Time élit Vladimir Poutine personnalité de 2007

Publié le par Adriana Evangelizt

Et bien, vous vous en doutez, c'est une nouvelle qui nous fait plaisir car il mérite d'être l'homme de l'année. Bien que le Times ne soit pas du tout notre tasse de thé. Il ne faut pas oublier qu'en son temps, ils avaient mis Adolf Hitler dans leur préférence. Et plus récemment Bush alors qu'il venait de pilonner l'Irak. Il faut voir, de surcroît, leurs commentaires à l'égard du leader russe. Comment pourraient-ils en dire du bien, il est vrai, alors qu'il se heurte à l'administration Bush pour l'Iran, l'Irak ou le Kosovo ? Avec toutes les vérités que Vladimir Poutine balance aux rois de la démocratie qui siègent aux Etats-Unis qui se prennent sans doute pour un exemple à suivre ? D'ailleurs quel autre chef d'Etat occidental se le permet ? Aucun. Ils sont bien trop lâches. On critique Poutine sans se mettre à sa place. Sans comprendre, par exemple, que la Russie n'est pas la France. Sans savoir dans quel état, il a trouvé la Russie pillée par les oligarques oeuvrant pour les Etats-Unis. Dans l'immédiat, force nous est de reconnaitre qu'il est le seul dirigeant d'un pays à avoir fait ce qu'il a fait pour sa nation. Il ne brade pas, lui, les intérêts nationaux, à des puissances étrangères. Tout comme nul lobby ne lui dicte sa conduite. Et si on le trouve peu démocrate car il refuse l'ingérence des pseudos organisations humanitaires du style USAID qui n'entrent dans les états que pour fomenter des coups d'état, on dit qu'il a raison et qu'à sa place nous ferions la même chose. On voit ce qu'il s'est passé en Ukraine, en Georgie, au Liban ou dans tant d'autres nations. On voit ce que commet l'ingérence de ces fouteurs de merde qui se mêlent toujours de ce qui ne les regarde pas. Et on dit que Vladimir Poutine,  à cheval entre l'Europe et l'Asie, et à la tête du plus grand pays du monde a fait beaucoup plus que tous ses prédécesseurs et que même au niveau démocratie, il fait ce qu'il peut. Il faudrait peut-être lui laisser le temps de faire son chemin car l'Histoire de la Russie, nous le répétons, n'est pas la même que celle de la France. Au lieu de critiquer, il faut aider.

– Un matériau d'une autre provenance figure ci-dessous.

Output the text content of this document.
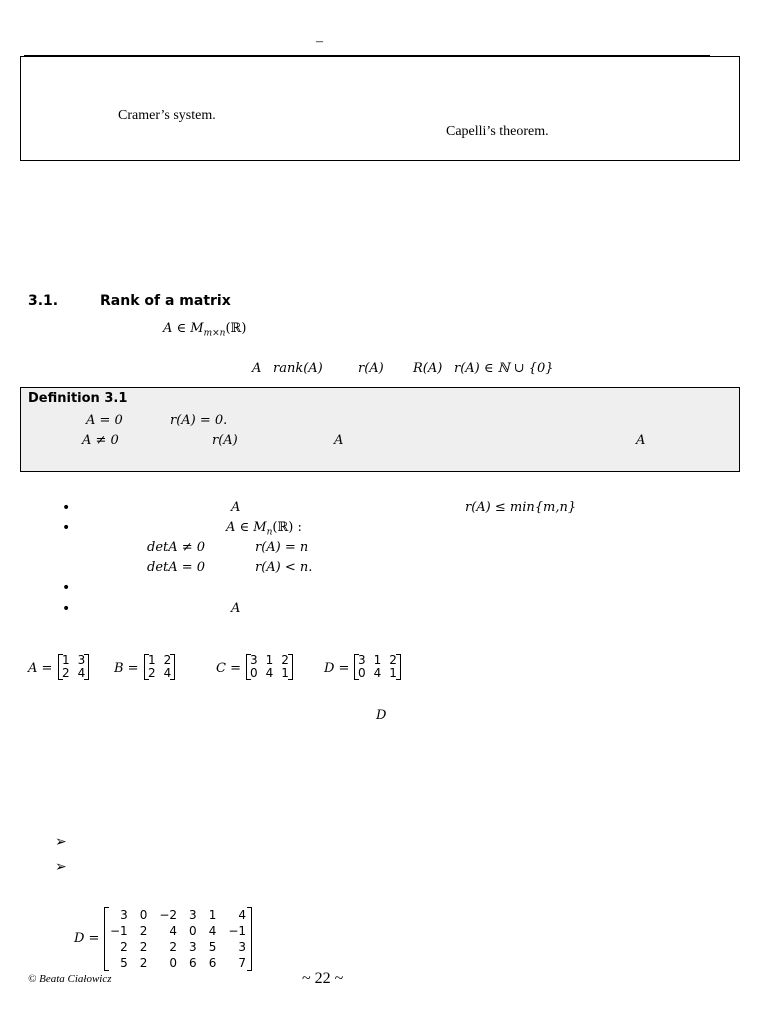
–
Cramer’s system.
Capelli’s theorem.
3.1.	Rank of a matrix
A ∈ $M_{m\times n}(ℝ)$
A rank(A)	r(A) R(A) r(A) ∈ ℕ ∪ {0}
Definition 3.1
A = 0	r(A) = 0.
A ≠ 0	r(A)	A	A
•	A	r(A) ≤ min{m,n}
•	A ∈ $M_n(ℝ)$ :
detA ≠ 0	r(A) = n
detA = 0	r(A) < n.
•
•	A
A =
1	3
2	4 B =
1	2
2	4	C =
3	1	2
0	4	1	D =
3	1	2
0	4	1
D
➢
➢
D =
3	0	−2	3	1	4
−1	2	4	0	4	−1
2	2	2	3	5	3
5	2	0	6	6	7
© Beata Ciałowicz	~ 22 ~
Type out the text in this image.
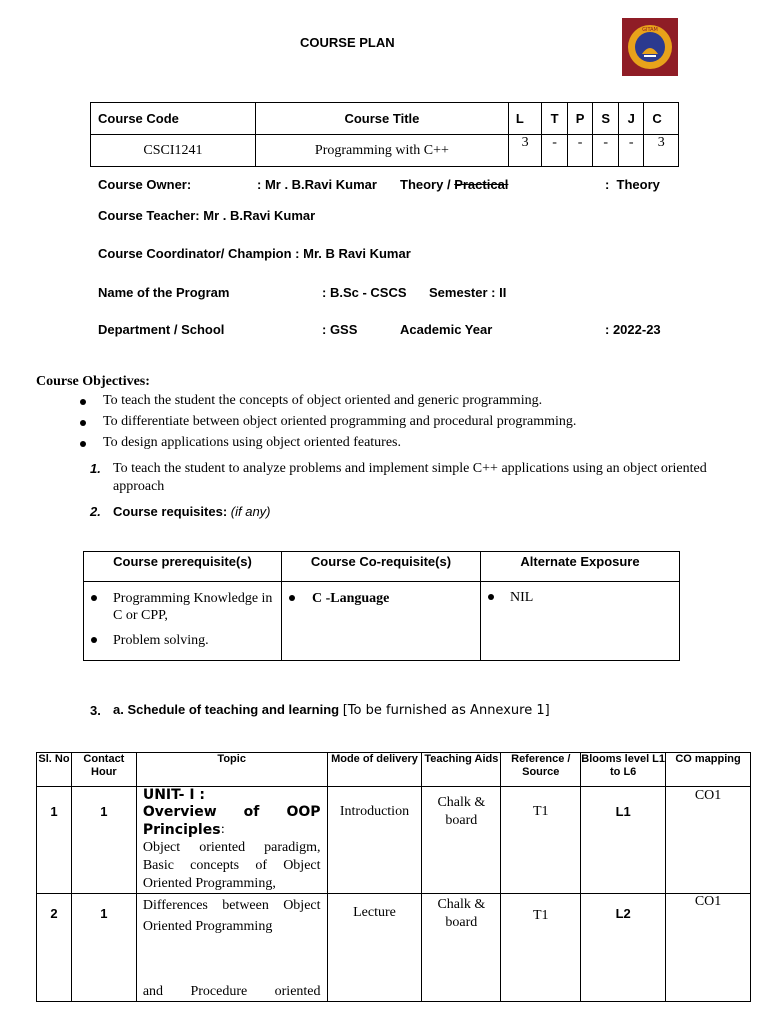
COURSE PLAN
GITAM
Course Code	Course Title	L	T	P	S	J	C
CSCI1241	Programming with C++	3	-	-	-	-	3
Course Owner:	: Mr . B.Ravi Kumar Theory / Practical	:  Theory
Course Teacher: Mr . B.Ravi Kumar
Course Coordinator/ Champion : Mr. B Ravi Kumar
Name of the Program	: B.Sc - CSCS Semester : II
Department / School	: GSS	Academic Year	: 2022-23
Course Objectives:
To teach the student the concepts of object oriented and generic programming.
To differentiate between object oriented programming and procedural programming.
To design applications using object oriented features.
1. To teach the student to analyze problems and implement simple C++ applications using an object oriented approach
2. Course requisites: (if any)
Course prerequisite(s)	Course Co-requisite(s)	Alternate Exposure

Programming Knowledge in C or CPP,
Problem solving.	C -Language	NIL
3. a. Schedule of teaching and learning [To be furnished as Annexure 1]
Sl. No	Contact Hour	Topic	Mode of delivery	Teaching Aids	Reference / Source	Blooms level L1 to L6	CO mapping
1	1	UNIT- I :
Overview of OOP Principles :
Object oriented paradigm, Basic concepts of Object Oriented Programming,	Introduction	Chalk & board	T1	L1	CO1
2	1	Differences between Object Oriented Programming
and Procedure oriented	Lecture	Chalk & board	T1	L2	CO1
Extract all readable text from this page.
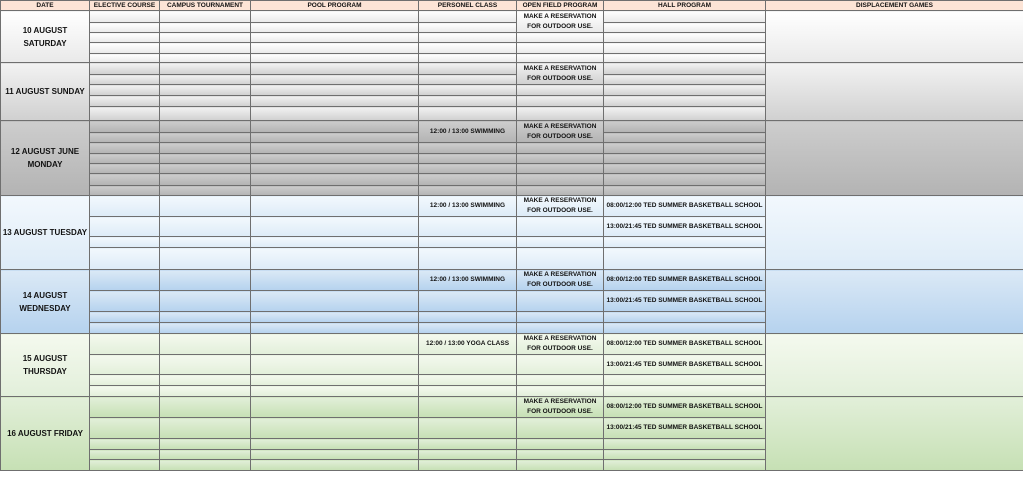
DATE	ELECTIVE COURSE	CAMPUS TOURNAMENT	POOL PROGRAM	PERSONEL CLASS	OPEN FIELD PROGRAM	HALL PROGRAM	DISPLACEMENT GAMES
10 AUGUST SATURDAY					MAKE A RESERVATION FOR OUTDOOR USE.		

11 AUGUST SUNDAY					MAKE A RESERVATION FOR OUTDOOR USE.		

12 AUGUST JUNE MONDAY				12:00 / 13:00 SWIMMING	MAKE A RESERVATION FOR OUTDOOR USE.		

13 AUGUST TUESDAY				12:00 / 13:00 SWIMMING	MAKE A RESERVATION FOR OUTDOOR USE.	08:00/12:00 TED SUMMER BASKETBALL SCHOOL	
						13:00/21:45 TED SUMMER BASKETBALL SCHOOL	

14 AUGUST WEDNESDAY				12:00 / 13:00 SWIMMING	MAKE A RESERVATION FOR OUTDOOR USE.	08:00/12:00 TED SUMMER BASKETBALL SCHOOL	
						13:00/21:45 TED SUMMER BASKETBALL SCHOOL	

15 AUGUST THURSDAY				12:00 / 13:00 YOGA CLASS	MAKE A RESERVATION FOR OUTDOOR USE.	08:00/12:00 TED SUMMER BASKETBALL SCHOOL	
						13:00/21:45 TED SUMMER BASKETBALL SCHOOL	

16 AUGUST FRIDAY					MAKE A RESERVATION FOR OUTDOOR USE.	08:00/12:00 TED SUMMER BASKETBALL SCHOOL	
						13:00/21:45 TED SUMMER BASKETBALL SCHOOL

Quant à nous, nous posons une autre photo de Vladimr Poutine car celle du Times, elle est nulle. Ils aiment ça dégrader les gens plutôt que de les présenter sous leur meilleur jour.

ICI, l'intégralité du reportage et de l'interview de Vladimir Poutine sur le Times. Il ne se gêne pas de dire ce qu'il pense. Et il a raison.

 

 

Time élit Vladimir Poutine personnalité de 2007, privilégiant la stabilité

 

 

Le magazine américain Time a élu le président russe Vladimir Poutine "personnalité de l'année", plaçant l'ordre et la stabilité au dessus de la liberté.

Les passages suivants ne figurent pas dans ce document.